5. Anonymization Check

  • Within the reviewed manuscript sections, I do not see any explicit real firm names or real auditor names. Firms are consistently pseudonymized as Firm A/B/C/D; see paper_a_results_v3.md and paper_a_results_v3.md.

  • I also do not see author/institution metadata in the reviewed section files. From a single-anonymized IEEE Access standpoint, there is no obvious explicit anonymization leak in the manuscript text provided for review.

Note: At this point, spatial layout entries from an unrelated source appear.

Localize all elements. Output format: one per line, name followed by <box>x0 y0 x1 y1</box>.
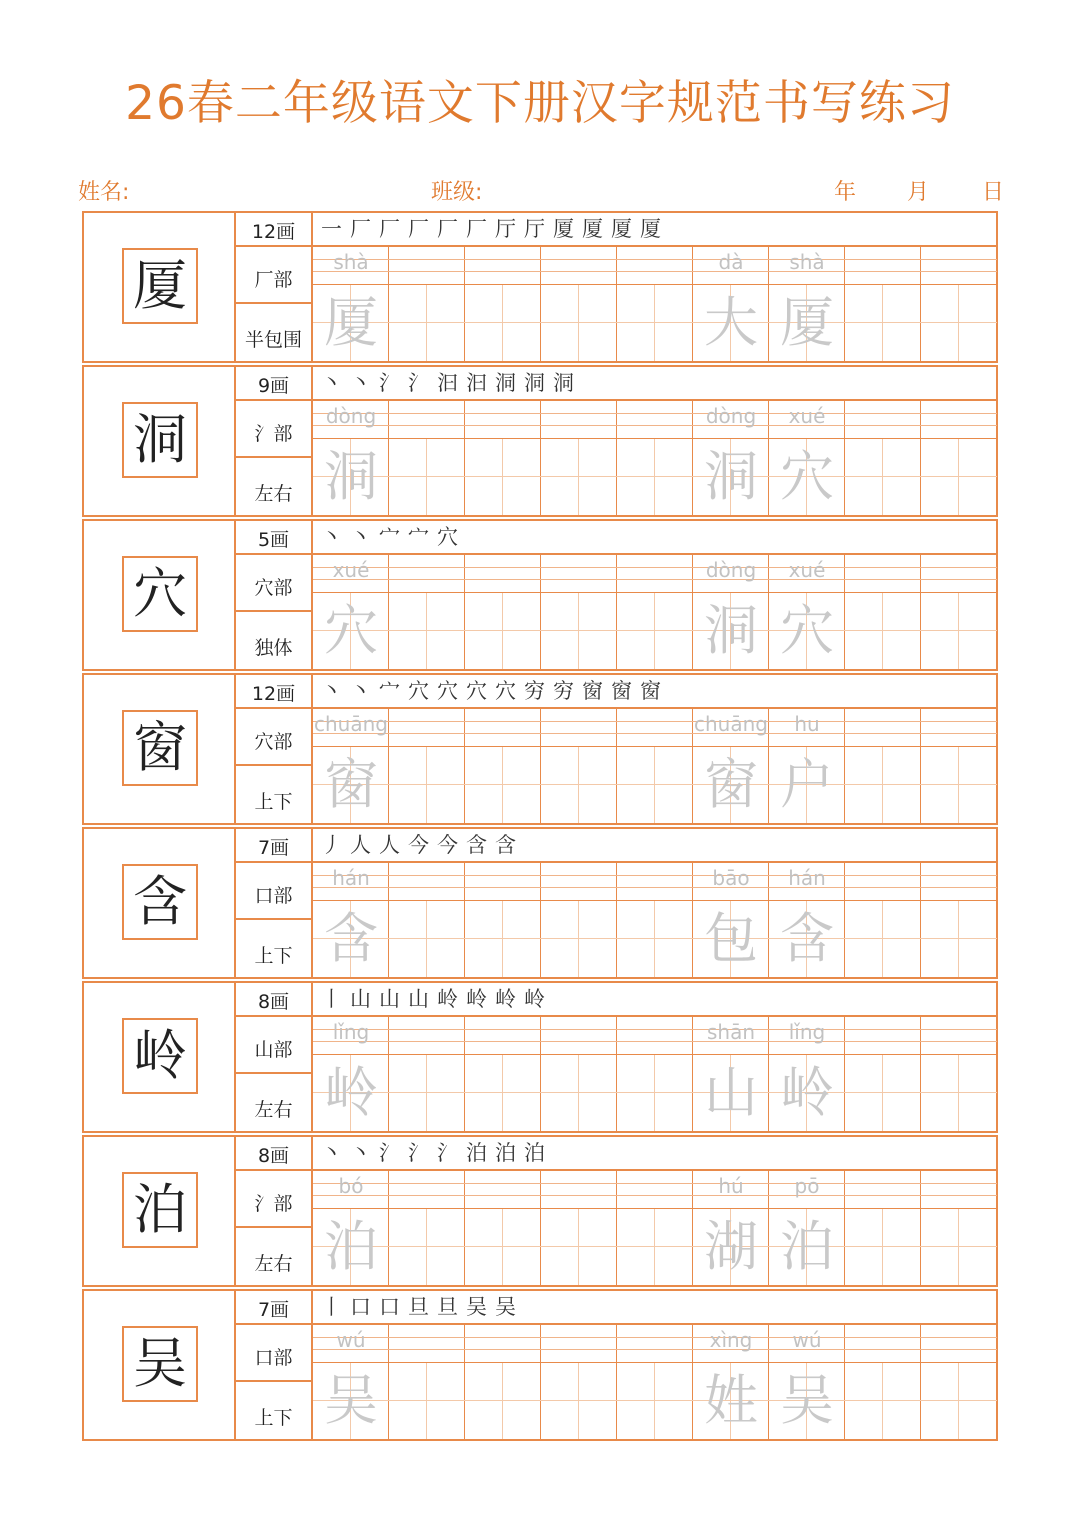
pinyin-cell <box>465 1325 541 1363</box>
stroke-count: 7画 <box>236 1291 311 1325</box>
writing-cell[interactable] <box>617 1171 693 1285</box>
radical: 山部 <box>236 1017 311 1074</box>
stroke-count: 5画 <box>236 521 311 555</box>
writing-cell[interactable] <box>845 709 921 823</box>
pinyin-cell <box>541 863 617 901</box>
tracing-cell <box>389 1209 465 1285</box>
pinyin-cell: hán <box>769 863 845 901</box>
tracing-cell: 吴 <box>769 1363 845 1439</box>
pinyin-cell <box>921 1017 997 1055</box>
tracing-cell <box>541 593 617 669</box>
tracing-cell <box>541 285 617 361</box>
tracing-cell <box>921 593 997 669</box>
pinyin-cell <box>921 1171 997 1209</box>
pinyin-cell: dòng <box>313 401 389 439</box>
tracing-cell <box>617 285 693 361</box>
tracing-cell <box>845 439 921 515</box>
pinyin-cell <box>389 1017 465 1055</box>
writing-cell[interactable] <box>389 401 465 515</box>
tracing-cell <box>465 593 541 669</box>
tracing-cell <box>541 439 617 515</box>
stroke-order: 丨山山山岭岭岭岭 <box>313 983 998 1017</box>
writing-cell[interactable] <box>693 863 769 977</box>
writing-cell[interactable] <box>845 247 921 361</box>
tracing-cell <box>921 1209 997 1285</box>
pinyin-cell: wú <box>769 1325 845 1363</box>
pinyin-cell <box>465 401 541 439</box>
tracing-cell <box>389 439 465 515</box>
tracing-cell: 泊 <box>313 1209 389 1285</box>
char-block <box>82 519 998 671</box>
char-info <box>236 1291 313 1439</box>
tracing-cell: 穴 <box>769 593 845 669</box>
writing-cell[interactable] <box>541 555 617 669</box>
pinyin-cell <box>921 247 997 285</box>
pinyin-cell <box>389 1171 465 1209</box>
writing-cell[interactable] <box>693 401 769 515</box>
writing-cell[interactable] <box>389 863 465 977</box>
writing-cell[interactable] <box>465 1325 541 1439</box>
stroke-order: 丨口口旦旦吴吴 <box>313 1291 998 1325</box>
radical: 厂部 <box>236 247 311 304</box>
radical: 穴部 <box>236 555 311 612</box>
pinyin-cell <box>845 401 921 439</box>
model-char: 含 <box>122 864 198 940</box>
pinyin-cell: lǐng <box>313 1017 389 1055</box>
structure: 左右 <box>254 1099 293 1121</box>
writing-cell[interactable] <box>769 401 845 515</box>
tracing-cell <box>541 901 617 977</box>
pinyin-cell <box>921 863 997 901</box>
model-char: 穴 <box>122 556 198 632</box>
stroke-count: 12画 <box>236 675 311 709</box>
writing-cell[interactable] <box>693 709 769 823</box>
radical: 穴部 <box>236 709 311 766</box>
writing-cell[interactable] <box>617 1017 693 1131</box>
writing-cell[interactable] <box>465 1171 541 1285</box>
pinyin-cell <box>921 1325 997 1363</box>
pinyin-cell <box>845 1171 921 1209</box>
writing-cell[interactable] <box>465 555 541 669</box>
tracing-cell <box>617 439 693 515</box>
tracing-cell <box>389 901 465 977</box>
tracing-cell: 穴 <box>313 593 389 669</box>
writing-cell[interactable] <box>921 1017 997 1131</box>
tracing-cell <box>921 901 997 977</box>
char-info <box>236 213 313 361</box>
model-char: 洞 <box>122 402 198 478</box>
pinyin-cell: bāo <box>693 863 769 901</box>
pinyin-cell: dà <box>693 247 769 285</box>
writing-cell[interactable] <box>769 1017 845 1131</box>
pinyin-cell <box>845 247 921 285</box>
writing-grid <box>313 247 998 361</box>
stroke-order: 丶丶宀穴穴穴穴穷穷窗窗窗 <box>313 675 998 709</box>
tracing-cell <box>465 439 541 515</box>
writing-cell[interactable] <box>541 1017 617 1131</box>
tracing-cell <box>845 593 921 669</box>
writing-cell[interactable] <box>693 247 769 361</box>
stroke-order: 丿人人今今含含 <box>313 829 998 863</box>
tracing-cell <box>845 1363 921 1439</box>
tracing-cell <box>465 285 541 361</box>
day-label: 日 <box>982 180 1005 205</box>
structure: 独体 <box>254 637 293 659</box>
pinyin-cell <box>541 1171 617 1209</box>
structure: 左右 <box>254 483 293 505</box>
pinyin-cell <box>389 247 465 285</box>
writing-cell[interactable] <box>769 555 845 669</box>
tracing-cell: 洞 <box>693 593 769 669</box>
writing-cell[interactable] <box>541 863 617 977</box>
writing-cell[interactable] <box>921 1325 997 1439</box>
stroke-order: 一厂厂厂厂厂厅厅厦厦厦厦 <box>313 213 998 247</box>
writing-cell[interactable] <box>389 1325 465 1439</box>
pinyin-cell <box>465 1171 541 1209</box>
writing-cell[interactable] <box>465 709 541 823</box>
writing-cell[interactable] <box>769 863 845 977</box>
tracing-cell: 湖 <box>693 1209 769 1285</box>
writing-grid <box>313 1325 998 1439</box>
pinyin-cell <box>845 1017 921 1055</box>
writing-cell[interactable] <box>313 863 389 977</box>
writing-cell[interactable] <box>845 1171 921 1285</box>
year-label: 年 <box>834 180 857 205</box>
writing-grid <box>313 709 998 823</box>
tracing-cell: 大 <box>693 285 769 361</box>
structure: 左右 <box>254 1253 293 1275</box>
pinyin-cell <box>617 247 693 285</box>
tracing-cell <box>921 747 997 823</box>
pinyin-cell <box>465 1017 541 1055</box>
radical: 氵部 <box>236 1171 311 1228</box>
pinyin-cell: hán <box>313 863 389 901</box>
writing-cell[interactable] <box>845 401 921 515</box>
writing-cell[interactable] <box>921 247 997 361</box>
stroke-count: 7画 <box>236 829 311 863</box>
writing-cell[interactable] <box>921 1171 997 1285</box>
writing-cell[interactable] <box>313 247 389 361</box>
writing-cell[interactable] <box>541 1325 617 1439</box>
tracing-cell <box>541 1363 617 1439</box>
pinyin-cell <box>465 863 541 901</box>
stroke-count: 12画 <box>236 213 311 247</box>
page-title: 26春二年级语文下册汉字规范书写练习 <box>125 76 955 131</box>
writing-cell[interactable] <box>693 1171 769 1285</box>
writing-cell[interactable] <box>769 1171 845 1285</box>
writing-cell[interactable] <box>541 401 617 515</box>
pinyin-cell: chuāng <box>313 709 389 747</box>
tracing-cell: 洞 <box>313 439 389 515</box>
writing-grid <box>313 1171 998 1285</box>
pinyin-cell: bó <box>313 1171 389 1209</box>
tracing-cell <box>617 1055 693 1131</box>
pinyin-cell: shà <box>313 247 389 285</box>
writing-cell[interactable] <box>617 1325 693 1439</box>
tracing-cell <box>541 1055 617 1131</box>
writing-cell[interactable] <box>465 1017 541 1131</box>
writing-cell[interactable] <box>769 709 845 823</box>
writing-cell[interactable] <box>693 1017 769 1131</box>
pinyin-cell <box>617 1017 693 1055</box>
tracing-cell: 吴 <box>313 1363 389 1439</box>
tracing-cell: 厦 <box>769 285 845 361</box>
writing-cell[interactable] <box>921 709 997 823</box>
pinyin-cell <box>921 555 997 593</box>
char-block <box>82 365 998 517</box>
tracing-cell: 含 <box>313 901 389 977</box>
radical: 口部 <box>236 1325 311 1382</box>
writing-cell[interactable] <box>389 1171 465 1285</box>
writing-cell[interactable] <box>845 863 921 977</box>
writing-grid <box>313 1017 998 1131</box>
pinyin-cell <box>921 709 997 747</box>
pinyin-cell: shān <box>693 1017 769 1055</box>
radical: 氵部 <box>236 401 311 458</box>
tracing-cell <box>617 593 693 669</box>
pinyin-cell: shà <box>769 247 845 285</box>
writing-cell[interactable] <box>389 555 465 669</box>
writing-cell[interactable] <box>845 1325 921 1439</box>
stroke-count: 8画 <box>236 983 311 1017</box>
pinyin-cell <box>845 1325 921 1363</box>
tracing-cell <box>389 1055 465 1131</box>
pinyin-cell: xué <box>769 555 845 593</box>
tracing-cell <box>465 901 541 977</box>
tracing-cell <box>465 1209 541 1285</box>
stroke-count: 9画 <box>236 367 311 401</box>
pinyin-cell <box>617 401 693 439</box>
char-block <box>82 981 998 1133</box>
stroke-order: 丶丶氵氵汩汩洞洞洞 <box>313 367 998 401</box>
tracing-cell <box>389 1363 465 1439</box>
writing-cell[interactable] <box>617 709 693 823</box>
pinyin-cell <box>617 555 693 593</box>
name-label: 姓名: <box>78 180 130 205</box>
model-char: 泊 <box>122 1172 198 1248</box>
tracing-cell <box>845 747 921 823</box>
writing-cell[interactable] <box>693 555 769 669</box>
writing-cell[interactable] <box>541 1171 617 1285</box>
writing-cell[interactable] <box>921 555 997 669</box>
tracing-cell <box>921 1055 997 1131</box>
pinyin-cell <box>389 1325 465 1363</box>
writing-cell[interactable] <box>465 863 541 977</box>
pinyin-cell: hú <box>693 1171 769 1209</box>
model-char-cell <box>84 1291 236 1439</box>
model-char: 厦 <box>122 248 198 324</box>
tracing-cell <box>465 747 541 823</box>
tracing-cell <box>617 1363 693 1439</box>
char-block <box>82 1289 998 1441</box>
model-char-cell <box>84 829 236 977</box>
writing-cell[interactable] <box>845 1017 921 1131</box>
char-info <box>236 675 313 823</box>
stroke-order: 丶丶宀宀穴 <box>313 521 998 555</box>
writing-cell[interactable] <box>693 1325 769 1439</box>
tracing-cell <box>921 285 997 361</box>
model-char-cell <box>84 675 236 823</box>
stroke-count: 8画 <box>236 1137 311 1171</box>
writing-cell[interactable] <box>845 555 921 669</box>
model-char: 窗 <box>122 710 198 786</box>
pinyin-cell <box>389 555 465 593</box>
tracing-cell <box>465 1363 541 1439</box>
tracing-cell <box>541 747 617 823</box>
writing-cell[interactable] <box>313 1171 389 1285</box>
structure: 上下 <box>254 945 293 967</box>
pinyin-cell: wú <box>313 1325 389 1363</box>
tracing-cell: 姓 <box>693 1363 769 1439</box>
pinyin-cell <box>541 555 617 593</box>
model-char: 吴 <box>122 1326 198 1402</box>
pinyin-cell <box>617 709 693 747</box>
tracing-cell: 岭 <box>769 1055 845 1131</box>
char-block <box>82 1135 998 1287</box>
tracing-cell <box>617 1209 693 1285</box>
pinyin-cell <box>617 863 693 901</box>
writing-cell[interactable] <box>617 247 693 361</box>
tracing-cell <box>617 747 693 823</box>
tracing-cell: 岭 <box>313 1055 389 1131</box>
writing-cell[interactable] <box>465 401 541 515</box>
writing-cell[interactable] <box>313 555 389 669</box>
char-info <box>236 1137 313 1285</box>
model-char-cell <box>84 367 236 515</box>
writing-grid <box>313 401 998 515</box>
pinyin-cell <box>389 709 465 747</box>
char-info <box>236 521 313 669</box>
pinyin-cell <box>465 709 541 747</box>
writing-cell[interactable] <box>541 247 617 361</box>
class-label: 班级: <box>431 180 483 205</box>
tracing-cell <box>845 901 921 977</box>
pinyin-cell <box>845 709 921 747</box>
writing-cell[interactable] <box>389 247 465 361</box>
pinyin-cell <box>389 401 465 439</box>
writing-cell[interactable] <box>921 401 997 515</box>
pinyin-cell <box>541 247 617 285</box>
char-info <box>236 367 313 515</box>
tracing-cell <box>845 1055 921 1131</box>
writing-cell[interactable] <box>617 863 693 977</box>
writing-cell[interactable] <box>769 1325 845 1439</box>
model-char: 岭 <box>122 1018 198 1094</box>
structure: 半包围 <box>244 329 302 351</box>
pinyin-cell <box>845 555 921 593</box>
tracing-cell: 窗 <box>313 747 389 823</box>
radical: 口部 <box>236 863 311 920</box>
char-info <box>236 983 313 1131</box>
model-char-cell <box>84 983 236 1131</box>
writing-cell[interactable] <box>465 247 541 361</box>
tracing-cell <box>541 1209 617 1285</box>
tracing-cell: 窗 <box>693 747 769 823</box>
tracing-cell <box>617 901 693 977</box>
tracing-cell <box>845 1209 921 1285</box>
model-char-cell <box>84 1137 236 1285</box>
writing-grid <box>313 863 998 977</box>
tracing-cell <box>845 285 921 361</box>
tracing-cell <box>389 593 465 669</box>
tracing-cell <box>465 1055 541 1131</box>
structure: 上下 <box>254 791 293 813</box>
char-info <box>236 829 313 977</box>
tracing-cell <box>389 747 465 823</box>
pinyin-cell <box>541 1325 617 1363</box>
pinyin-cell: xué <box>769 401 845 439</box>
model-char-cell <box>84 521 236 669</box>
pinyin-cell: pō <box>769 1171 845 1209</box>
pinyin-cell <box>541 1017 617 1055</box>
pinyin-cell: xué <box>313 555 389 593</box>
writing-cell[interactable] <box>921 863 997 977</box>
writing-cell[interactable] <box>617 401 693 515</box>
pinyin-cell <box>541 709 617 747</box>
writing-cell[interactable] <box>313 401 389 515</box>
tracing-cell: 含 <box>769 901 845 977</box>
writing-cell[interactable] <box>769 247 845 361</box>
pinyin-cell: lǐng <box>769 1017 845 1055</box>
month-label: 月 <box>907 180 930 205</box>
pinyin-cell <box>845 863 921 901</box>
writing-cell[interactable] <box>313 1017 389 1131</box>
pinyin-cell: hu <box>769 709 845 747</box>
pinyin-cell: chuāng <box>693 709 769 747</box>
pinyin-cell <box>465 555 541 593</box>
stroke-order: 丶丶氵氵氵泊泊泊 <box>313 1137 998 1171</box>
tracing-cell: 厦 <box>313 285 389 361</box>
writing-grid <box>313 555 998 669</box>
char-block <box>82 211 998 363</box>
tracing-cell: 包 <box>693 901 769 977</box>
structure: 上下 <box>254 1407 293 1429</box>
pinyin-cell <box>389 863 465 901</box>
pinyin-cell <box>465 247 541 285</box>
writing-cell[interactable] <box>541 709 617 823</box>
pinyin-cell <box>921 401 997 439</box>
pinyin-cell: dòng <box>693 401 769 439</box>
pinyin-cell: dòng <box>693 555 769 593</box>
tracing-cell <box>389 285 465 361</box>
writing-cell[interactable] <box>313 709 389 823</box>
tracing-cell: 洞 <box>693 439 769 515</box>
writing-cell[interactable] <box>389 1017 465 1131</box>
pinyin-cell <box>541 401 617 439</box>
tracing-cell: 户 <box>769 747 845 823</box>
pinyin-cell <box>617 1325 693 1363</box>
tracing-cell: 山 <box>693 1055 769 1131</box>
writing-cell[interactable] <box>617 555 693 669</box>
pinyin-cell: xìng <box>693 1325 769 1363</box>
writing-cell[interactable] <box>389 709 465 823</box>
tracing-cell: 穴 <box>769 439 845 515</box>
tracing-cell <box>921 439 997 515</box>
pinyin-cell <box>617 1171 693 1209</box>
tracing-cell <box>921 1363 997 1439</box>
tracing-cell: 泊 <box>769 1209 845 1285</box>
writing-cell[interactable] <box>313 1325 389 1439</box>
char-block <box>82 827 998 979</box>
char-block <box>82 673 998 825</box>
model-char-cell <box>84 213 236 361</box>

  • The one caveat is inferential rather than explicit: the combination of interview-based knowledge, Big-4 status, and distinctive cross-firm statistics may allow knowledgeable local readers to guess which firm is Firm A. That is not an explicit leak, but if firm confidentiality matters beyond mere pseudonymization, the authors should be aware of the residual identifiability risk.

6. Numerical Consistency

  • The major cross-section numbers are now mostly consistent:

    • 90,282 reports / 182,328 signatures / 758 CPAs are aligned across Abstract, Introduction, Methods, and Conclusion.
    • Firm A's 171 analyzable CPAs, 9 excluded CPAs, and 139 / 32 accountant-level split are aligned across Introduction, Results, Discussion, and Conclusion.
    • The partner-ranking 95.9% top-decile share and the intra-report 89.9% agreement are aligned between Methods and Results.
    • Table XVI and Table XVII arithmetic now reconciles.
  • The remaining numerical inconsistency is the held-out-validation sentence discussed above. The underlying table counts are internally consistent, but the prose interpretation at paper_a_results_v3.md and paper_a_discussion_v3.md is not.

  • A second consistency problem is metric-level rather than arithmetic: the classifier is described in Section III-L using cosine-conditional dHash cutoffs, while the validation tables are reported in independent-minimum dHash. That numerical comparison is not apples-to-apples until the paper states clearly which statistic drives Table XVII.

7. Reproducibility

  • The paper is not yet replicable from the manuscript alone.

  • Missing items that should be added before submission:

    • Exact VLM prompt, output format, and page-selection parse rule.
    • YOLO training hyperparameters beyond epoch count and split ratio, plus inference confidence/NMS thresholds.
    • HSV stamp-removal thresholds.
    • Exact matching/disambiguation rules for CPA assignment ties.
    • Random seeds and selection rules for the 500-page annotation sample, the 500,000 inter-class pairs, the 50,000 inter-CPA negatives, and the 70/30 Firm A split.
    • EM/Beta/logit-GMM initialization, stopping criteria, handling of boundary values for the logit transform, and software/library versions for the mixture fits.
    • Sensitivity-analysis results for KDE bandwidth and any analogous robustness checks for the BD/McCrary binning choice.
    • Interview protocol details and the "independent visual inspection" sample size / decision rule.
  • I would not describe the current paper as reproducible "from the paper alone" yet. It is closer than v3.2, but it still depends on undocumented implementation choices.

Bottom Line

v3.3 is close, and most of the v3.2 cleanup work landed correctly. But before IEEE Access submission, I would require: (1) a clean reconciliation between the three-method threshold story and the actual classifier, (2) correction of the false held-out-validation claim, and (3) an explicit ethics/human-subjects statement plus minimal protocol disclosure for the interview evidence. Once those are fixed, the paper is much closer to minor-revision territory.